His eyes flicked toward the stage, and he chuckled, raising his mostly empty glass. “Enjoying the scenery, are we?”

“What’s not to enjoy?” I took a drink, wondering if I should get a stronger one, or maybe hold off until Sailo joined me. No point in being drunk when he did. I’d probably say plenty of stupid shit without the alcohol’s help.

As I poked at the remaining ice cubes with my straw, I said, “I’m surprised you and Ethan come here. Doesn’t really seem like your scene.”

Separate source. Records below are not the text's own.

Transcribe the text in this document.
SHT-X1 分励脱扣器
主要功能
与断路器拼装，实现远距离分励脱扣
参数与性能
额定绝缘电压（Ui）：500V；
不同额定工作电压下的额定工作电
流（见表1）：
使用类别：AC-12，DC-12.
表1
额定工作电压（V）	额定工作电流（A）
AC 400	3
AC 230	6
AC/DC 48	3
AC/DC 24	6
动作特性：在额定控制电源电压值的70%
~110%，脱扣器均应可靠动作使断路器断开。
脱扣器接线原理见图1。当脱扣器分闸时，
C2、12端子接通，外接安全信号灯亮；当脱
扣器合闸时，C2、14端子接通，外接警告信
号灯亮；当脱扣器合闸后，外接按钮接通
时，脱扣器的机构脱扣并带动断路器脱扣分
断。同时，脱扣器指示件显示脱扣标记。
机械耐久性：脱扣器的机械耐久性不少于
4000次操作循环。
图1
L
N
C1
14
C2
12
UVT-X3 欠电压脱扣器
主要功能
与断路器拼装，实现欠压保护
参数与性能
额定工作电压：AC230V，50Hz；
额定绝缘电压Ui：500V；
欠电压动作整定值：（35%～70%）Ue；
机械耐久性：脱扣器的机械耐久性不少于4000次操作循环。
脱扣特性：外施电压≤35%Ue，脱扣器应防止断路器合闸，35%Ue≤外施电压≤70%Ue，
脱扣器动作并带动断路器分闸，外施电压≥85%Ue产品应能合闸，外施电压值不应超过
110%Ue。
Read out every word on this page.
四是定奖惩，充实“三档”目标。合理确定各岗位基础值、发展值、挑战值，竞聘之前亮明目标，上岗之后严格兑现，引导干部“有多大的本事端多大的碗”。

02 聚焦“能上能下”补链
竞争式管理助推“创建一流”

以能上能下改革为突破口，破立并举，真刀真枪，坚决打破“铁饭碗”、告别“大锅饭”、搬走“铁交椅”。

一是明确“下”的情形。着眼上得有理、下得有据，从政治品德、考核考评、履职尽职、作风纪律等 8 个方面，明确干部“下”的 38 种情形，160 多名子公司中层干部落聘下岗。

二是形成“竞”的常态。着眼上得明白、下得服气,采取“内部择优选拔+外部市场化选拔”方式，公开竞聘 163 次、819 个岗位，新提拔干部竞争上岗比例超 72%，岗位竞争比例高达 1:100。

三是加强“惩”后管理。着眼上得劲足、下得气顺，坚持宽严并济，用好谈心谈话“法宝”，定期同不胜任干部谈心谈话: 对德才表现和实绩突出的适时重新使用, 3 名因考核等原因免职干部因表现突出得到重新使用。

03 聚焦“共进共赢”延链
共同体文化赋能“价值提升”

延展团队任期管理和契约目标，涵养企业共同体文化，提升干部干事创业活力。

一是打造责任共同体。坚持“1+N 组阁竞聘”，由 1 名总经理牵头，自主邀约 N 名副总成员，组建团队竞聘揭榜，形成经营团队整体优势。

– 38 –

Rhett shrugged. “We usually come during the week to harass Kieran. When it’s not quite so”—he gestured at the crowd—“busy.”

I couldn’t imagine this place when it wasn’t packed, but it made sense that the weekdays wouldn’t be so crazy. Presumably most of these guys had jobs besides looking hot and groping on a dance floor. Unless, of course, they were models and porn stars.

I let my gaze slide back toward the stage. I wondered if he was only here on the weekends. It probably wasn’t in the best interest of the club’s budget to have a deejay here all the time, and the stage looked it could readily accommodate a live band. So was this his full-time job? Maybe he was one of those deejays who worked weddings and parties too. Or maybe he did something else. I couldn’t picture him putting on a shirt and tie and sitting behind a desk in a cubicle, but stranger things had happened. One of my coworkers was the drummer in a heavy metal band during his off time. A thin enough dress shirt would hint at the tattoos he kept hidden—not that I’d ever quietly ogled him—but otherwise, no one would ever guess.

Did Sailo have coworkers who’d be stunned to learn he was a deejay in a gay bar?

And why was I so interested?

I took another drink right as Ethan rejoined us and put a couple of glasses in front of him and Rhett.